I walked down the pitch black dirt track from the barely tarmacked main road down to Anjuna beach, fully expecting the party below to be amply supplied. This was supposed to be a decent rave, after all.


The terrain gradually improved from dusty clay to white sand and the distant beat of EDM drew nearer. Three minutes later and I had reached the beach to find an almost apocalyptic, yet utterly inviting, scene. Cloudless blood red skies, a black sea illuminated by moonlight, their natural beauty disturbed by green lasers shooting out from the shore. Locals who had sold saris by daylight were now handing out glow sticks and flashing devil horns. Stalls previously stocked with jewellery and miniature wooden elephants were bursting with cigarette cartons and cheap alcohol.

But the real sight to behold were the hundreds of revellers spilling out onto the sand. Wealthy Indian students who had travelled from Bombay and Delhi faced out into the sea with their arms outstretched and heads pointed upwards, deliriously worshipping the burning moon above. Broad-shouldered, wifebeater-clad Russians with soulless eyes pushed through the crowds drinking beer from bottles they looked like they couldn’t be trusted with. Mohawked, tattooed and topless fire eaters reincarnated the flame-throwing sideshow acts of their Hindu and Sadhu ancestors. Their tricks seemed all the more amazing to the visually-enhanced audience.

Can we ride your cow?

Can we ride your cow?

Then there were the scores of middle-aged British hippies who had never grown up and become accountants swaying out of time with the music, the years of LSD abuse horrifically evident on their cracked, broken faces. Some were accompanied by their young children, no older than three or four but dressed in bandanas and boho trousers, dancing wildly, high from the second hand smoke. Twenty-something westerners with dilated pupils harangued an elderly Goan woman selling psychedelic fabrics from the back of a bleary-eyed cow. A holy beast in India, the slurred “can we ride your cow, man?” from one American teenager was met with resignation as much as disapproval.

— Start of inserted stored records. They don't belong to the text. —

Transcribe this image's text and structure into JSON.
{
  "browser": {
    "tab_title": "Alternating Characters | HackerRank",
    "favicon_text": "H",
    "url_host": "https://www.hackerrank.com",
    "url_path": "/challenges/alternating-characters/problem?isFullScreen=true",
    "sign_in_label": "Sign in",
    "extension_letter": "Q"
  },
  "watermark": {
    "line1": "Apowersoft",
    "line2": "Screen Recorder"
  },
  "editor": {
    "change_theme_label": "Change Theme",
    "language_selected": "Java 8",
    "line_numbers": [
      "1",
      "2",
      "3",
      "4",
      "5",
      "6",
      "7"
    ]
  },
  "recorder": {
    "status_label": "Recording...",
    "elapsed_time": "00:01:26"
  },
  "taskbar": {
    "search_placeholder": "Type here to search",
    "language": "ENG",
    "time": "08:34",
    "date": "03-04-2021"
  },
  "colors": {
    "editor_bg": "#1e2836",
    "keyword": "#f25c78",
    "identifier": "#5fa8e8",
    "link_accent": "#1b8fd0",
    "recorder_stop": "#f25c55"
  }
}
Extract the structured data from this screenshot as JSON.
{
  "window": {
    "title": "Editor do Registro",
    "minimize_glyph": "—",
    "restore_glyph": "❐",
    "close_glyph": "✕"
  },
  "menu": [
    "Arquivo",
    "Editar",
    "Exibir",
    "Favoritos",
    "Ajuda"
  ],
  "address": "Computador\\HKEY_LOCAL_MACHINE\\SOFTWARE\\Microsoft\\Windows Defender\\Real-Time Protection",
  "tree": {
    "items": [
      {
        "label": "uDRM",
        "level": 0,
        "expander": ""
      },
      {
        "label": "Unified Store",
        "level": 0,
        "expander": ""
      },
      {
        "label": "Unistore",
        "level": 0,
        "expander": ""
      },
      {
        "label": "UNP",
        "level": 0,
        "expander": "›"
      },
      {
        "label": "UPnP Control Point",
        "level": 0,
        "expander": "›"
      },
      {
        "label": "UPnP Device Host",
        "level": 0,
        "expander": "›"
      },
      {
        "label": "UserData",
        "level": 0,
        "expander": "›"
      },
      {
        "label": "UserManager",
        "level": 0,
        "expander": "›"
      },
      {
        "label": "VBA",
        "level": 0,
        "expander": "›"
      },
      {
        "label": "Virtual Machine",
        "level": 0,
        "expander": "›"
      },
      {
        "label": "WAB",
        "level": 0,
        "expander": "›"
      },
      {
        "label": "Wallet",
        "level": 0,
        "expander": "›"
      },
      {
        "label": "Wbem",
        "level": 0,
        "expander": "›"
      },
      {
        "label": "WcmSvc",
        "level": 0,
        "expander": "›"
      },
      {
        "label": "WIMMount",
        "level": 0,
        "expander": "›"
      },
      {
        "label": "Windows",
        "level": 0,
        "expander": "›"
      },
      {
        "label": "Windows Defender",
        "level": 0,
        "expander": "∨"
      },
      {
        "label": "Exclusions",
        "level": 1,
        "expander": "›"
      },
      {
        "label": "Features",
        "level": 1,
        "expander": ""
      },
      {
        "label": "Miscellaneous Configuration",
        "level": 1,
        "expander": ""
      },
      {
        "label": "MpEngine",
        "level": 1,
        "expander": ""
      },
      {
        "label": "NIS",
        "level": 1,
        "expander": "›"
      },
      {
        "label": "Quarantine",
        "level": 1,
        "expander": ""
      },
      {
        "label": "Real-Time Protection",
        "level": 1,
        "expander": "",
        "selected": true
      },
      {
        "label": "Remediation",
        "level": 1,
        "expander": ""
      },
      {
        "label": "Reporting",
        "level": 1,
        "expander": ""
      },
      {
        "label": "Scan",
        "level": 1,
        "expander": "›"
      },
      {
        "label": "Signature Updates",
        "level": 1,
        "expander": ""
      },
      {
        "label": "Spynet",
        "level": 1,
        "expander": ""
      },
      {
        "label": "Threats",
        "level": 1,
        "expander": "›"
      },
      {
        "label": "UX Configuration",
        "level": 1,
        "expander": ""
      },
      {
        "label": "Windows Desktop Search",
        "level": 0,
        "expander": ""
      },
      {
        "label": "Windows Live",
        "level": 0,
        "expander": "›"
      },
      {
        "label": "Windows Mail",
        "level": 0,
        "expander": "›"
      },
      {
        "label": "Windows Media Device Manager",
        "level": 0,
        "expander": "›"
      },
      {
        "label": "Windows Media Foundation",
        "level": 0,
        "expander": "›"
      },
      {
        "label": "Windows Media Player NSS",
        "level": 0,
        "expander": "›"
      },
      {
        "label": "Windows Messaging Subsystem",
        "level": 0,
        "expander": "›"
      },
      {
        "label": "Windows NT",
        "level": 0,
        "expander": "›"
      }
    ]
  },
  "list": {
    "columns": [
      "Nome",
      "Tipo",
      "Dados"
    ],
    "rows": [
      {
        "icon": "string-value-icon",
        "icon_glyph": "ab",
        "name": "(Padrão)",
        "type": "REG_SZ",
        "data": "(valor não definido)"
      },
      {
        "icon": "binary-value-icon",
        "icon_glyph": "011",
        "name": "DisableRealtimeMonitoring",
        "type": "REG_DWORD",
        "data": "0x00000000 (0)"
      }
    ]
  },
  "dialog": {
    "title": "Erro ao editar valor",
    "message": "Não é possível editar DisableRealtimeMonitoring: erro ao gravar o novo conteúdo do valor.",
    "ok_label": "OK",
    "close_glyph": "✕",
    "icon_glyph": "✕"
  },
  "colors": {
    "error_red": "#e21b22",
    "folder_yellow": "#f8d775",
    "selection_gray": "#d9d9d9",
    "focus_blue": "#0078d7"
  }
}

Still, I felt like I was only at the periphery of the party. What would the rumbling epicentre bring? The music was emanating from what appeared to be the back of an open warehouse at the top of the beach a few hundred metres along from where I was standing. Slowly I made my way across, stepping over the lifeless bodies of those who had done too much gear and were being comforted by friends. The bass was loud by now as I climbed the steep steps up to the warehouse.

Neon Ghandi

Neon Ghandi

Inside was complete mayhem. Despite the room spanning several hundred square metres, I could not move for flailing arms, contorted limbs and crashing elbows. Sweat poured from the pores of ravers who had long discarded their shirts due to the hot night air and their own artificially-increased temperatures. Bodies slammed together under the glare of giant neon flowers hanging from the roof. A huge image of Gandhi had been graffitied on the back wall in luminous spray paint; the reds, greens, blues and purples of his face watching as a few metres below the dreadlocked man again passed his crack pipe to the teenage European girl.

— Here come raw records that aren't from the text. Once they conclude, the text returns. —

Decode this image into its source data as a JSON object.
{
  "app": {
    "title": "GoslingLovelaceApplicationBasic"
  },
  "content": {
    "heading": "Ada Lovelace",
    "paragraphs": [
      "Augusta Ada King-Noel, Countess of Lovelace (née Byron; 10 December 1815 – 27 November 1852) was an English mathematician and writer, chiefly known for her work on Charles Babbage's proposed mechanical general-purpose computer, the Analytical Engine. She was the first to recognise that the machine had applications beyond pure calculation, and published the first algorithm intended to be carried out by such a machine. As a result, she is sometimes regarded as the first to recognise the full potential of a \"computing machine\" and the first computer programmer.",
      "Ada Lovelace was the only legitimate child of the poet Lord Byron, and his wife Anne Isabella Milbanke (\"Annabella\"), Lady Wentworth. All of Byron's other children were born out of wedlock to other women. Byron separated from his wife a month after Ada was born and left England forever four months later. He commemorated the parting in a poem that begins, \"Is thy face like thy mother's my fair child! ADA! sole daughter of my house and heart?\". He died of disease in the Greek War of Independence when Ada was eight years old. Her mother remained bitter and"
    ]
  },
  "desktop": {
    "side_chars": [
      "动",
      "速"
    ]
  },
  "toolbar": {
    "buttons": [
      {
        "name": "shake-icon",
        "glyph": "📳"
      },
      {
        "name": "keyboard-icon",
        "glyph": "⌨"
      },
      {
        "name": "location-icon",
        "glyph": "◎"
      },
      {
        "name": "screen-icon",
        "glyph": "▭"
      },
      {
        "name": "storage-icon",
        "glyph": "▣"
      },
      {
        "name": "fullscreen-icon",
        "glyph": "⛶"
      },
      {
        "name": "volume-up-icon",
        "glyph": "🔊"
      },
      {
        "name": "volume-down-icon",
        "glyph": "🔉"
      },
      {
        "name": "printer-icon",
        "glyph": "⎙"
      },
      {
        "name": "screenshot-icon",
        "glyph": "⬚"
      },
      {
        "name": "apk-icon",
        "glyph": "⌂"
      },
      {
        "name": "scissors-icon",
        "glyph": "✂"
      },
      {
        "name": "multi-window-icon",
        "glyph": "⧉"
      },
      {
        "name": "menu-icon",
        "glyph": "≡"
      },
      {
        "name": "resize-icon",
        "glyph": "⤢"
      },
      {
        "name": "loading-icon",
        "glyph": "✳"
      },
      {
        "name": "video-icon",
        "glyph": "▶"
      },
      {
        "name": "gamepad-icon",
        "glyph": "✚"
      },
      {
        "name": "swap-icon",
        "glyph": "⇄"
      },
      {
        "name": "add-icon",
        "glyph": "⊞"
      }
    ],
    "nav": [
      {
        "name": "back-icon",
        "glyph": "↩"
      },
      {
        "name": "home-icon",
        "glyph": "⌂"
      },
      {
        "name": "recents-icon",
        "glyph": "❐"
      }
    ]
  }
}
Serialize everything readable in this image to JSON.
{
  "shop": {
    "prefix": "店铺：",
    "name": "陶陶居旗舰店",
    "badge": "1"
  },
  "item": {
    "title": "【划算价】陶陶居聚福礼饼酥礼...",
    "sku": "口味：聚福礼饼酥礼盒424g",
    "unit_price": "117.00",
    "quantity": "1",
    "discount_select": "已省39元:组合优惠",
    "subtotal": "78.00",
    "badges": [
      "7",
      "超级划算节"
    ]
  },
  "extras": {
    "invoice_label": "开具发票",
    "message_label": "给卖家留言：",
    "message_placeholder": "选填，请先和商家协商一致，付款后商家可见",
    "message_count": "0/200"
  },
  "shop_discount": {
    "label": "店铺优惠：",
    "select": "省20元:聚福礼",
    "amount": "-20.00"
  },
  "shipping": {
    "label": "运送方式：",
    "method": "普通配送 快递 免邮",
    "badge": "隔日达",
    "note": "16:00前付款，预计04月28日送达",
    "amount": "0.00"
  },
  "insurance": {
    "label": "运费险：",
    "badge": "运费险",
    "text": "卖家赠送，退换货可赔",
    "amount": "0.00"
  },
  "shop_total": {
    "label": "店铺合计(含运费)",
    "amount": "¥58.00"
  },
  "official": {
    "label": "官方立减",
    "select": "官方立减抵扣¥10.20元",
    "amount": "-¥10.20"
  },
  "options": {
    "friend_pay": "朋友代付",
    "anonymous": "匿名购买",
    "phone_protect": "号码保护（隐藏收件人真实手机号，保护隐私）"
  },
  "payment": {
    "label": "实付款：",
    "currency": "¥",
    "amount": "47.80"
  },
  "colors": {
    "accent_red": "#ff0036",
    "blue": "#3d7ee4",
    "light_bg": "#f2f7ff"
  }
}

It was such a sensory assault that, momentarily, I had almost forgotten about the music. Hypnotic, coruscating rhythms pulsed around the room, bouncing off the walls and blasting out into the sea. Goa trance was the origin of psytrance, created by the hippies who travelled to India in the 1960s and who by the eighties were mixing in European dance music to forge a unique Goan style. In many ways it was even stronger a narcotic than any of the mind-expanding hallucinogens flowing around the room’s collective bloodstream.

Goa’s state government has introduced various laws imposing curfews on partygoers, vaguely ordering music venues to shut down by 11pm in an attempt to dilute its hedonistic reputation. This rave would continue well into the early hours, however; with no police for miles around, the state authorities make no attempt to enforce the law. The psytrance, moon-worship, fire eating, frenzied dancing, cow-baiting and crack smoking would not cease until sunrise.

Four entirely uneventful hours of which I can recall little detail later, your correspondent made his excuses and left.